Escherichia virus 186

Virus classification
- (unranked): Virus
- Realm: Duplodnaviria
- Kingdom: Heunggongvirae
- Phylum: Uroviricota
- Class: Caudoviricetes
- Family: Peduoviridae
- Genus: Eganvirus
- Species: Escherichia virus 186

= Escherichia virus 186 =

Species of virus

Escherichia virus 186 is a virus of the family Myoviridae, genus Eganvirus.

As a member of the group I of the Baltimore classification, Escherichia virus 186 is a dsDNA virus. According to its family, Myoviridae, its morphology is nonenveloped and consist of a head and a tail separated by a neck and its genome is linear. The propagation of the virions includes the attaching to a host cell (a bacterium, as Escherichia virus 186 is a bacteriophage) and the injection of the double stranded DNA; the host transcribes and translates it to manufacture new particles.
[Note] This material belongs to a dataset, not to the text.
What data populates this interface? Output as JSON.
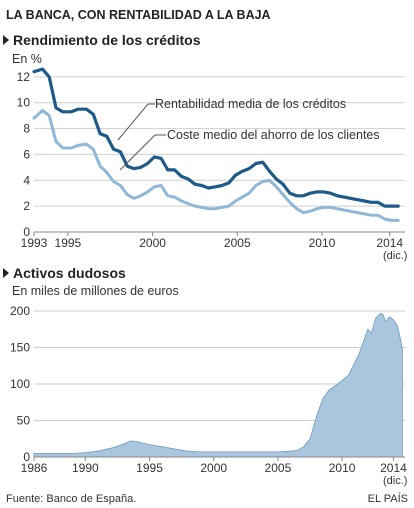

To replicate its genetic content requires host cell DNA polymerases and, hence, the process is highly dependent on the cell cycle.

==Use as a model system==
Bacteriophage 186 has been studied as a model system for biological switches. The phage can enter two developmental lifecycles called the lytic cycle and lysogeny and knowledge into how the decision between the two developmental routes may extend to other biological systems.

Bacteriophage 186 is often compared to the more extensively studied lambda phage as both their prophages respond to DNA damage in the host, more commonly known as the SOS response, even though the two bacteriophages are evolutionarily distinct.